By OnMain.Today Staff

Septic system illustration

MI Environment is highlighting how homeowners and communities can properly care for and maintain their septic systems.

In Washtenaw County many townships residents have septic systems to manage their household waste.

Where does it go? You know, when you flush. Well, it depends on where you live. If your home’s plumbing is connected to a community wastewater system, then it goes to your local wastewater treatment plant. And if it isn’t, then you have your own onsite wastewater system, also known as a septic system — like 25% of Michigan’s population. A septic system is underground, and basically out of sight.

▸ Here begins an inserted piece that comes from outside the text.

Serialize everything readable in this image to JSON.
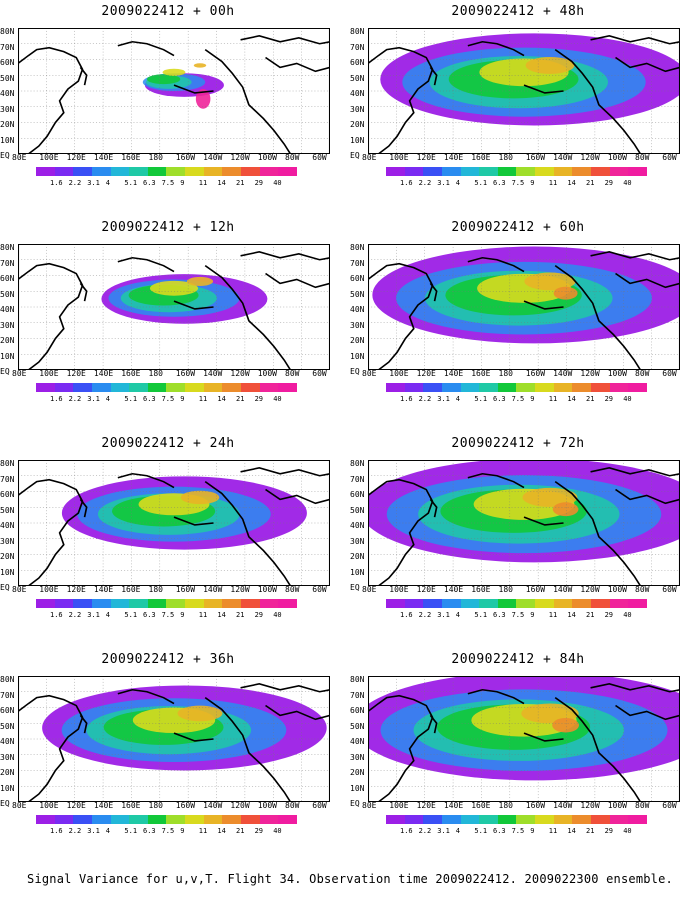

But it can’t be out of mind or you may have expensive reminders of how important it is to understand and maintain your septic system.

All septic systems, either municipal or single-family septic systems include:

  • Collection system 
  • Treatment components 
  • Dispersion into the environment

In this example of a septic system:

  • No. 1 is the building, sewer or collection system leading to
  • No. 2, the septic tank which is the first step in the treatment system followed by
  • No. 3 and 4, the drainfield where the final treatment and dispersal into the environment happens.

The septic tank (see illustration) holds wastewater long enough for solids to settle to the bottom and fats, oils, and greases float to the top. This collection system is a key and primary component that needs maintenance.

The septic system takes your wastewater, treats it, and returns it to the environment near its initial point of use — which means you’re not using additional resources to transport that wastewater miles away for treatment.

By properly maintaining septic systems, residents protect both people and the environment.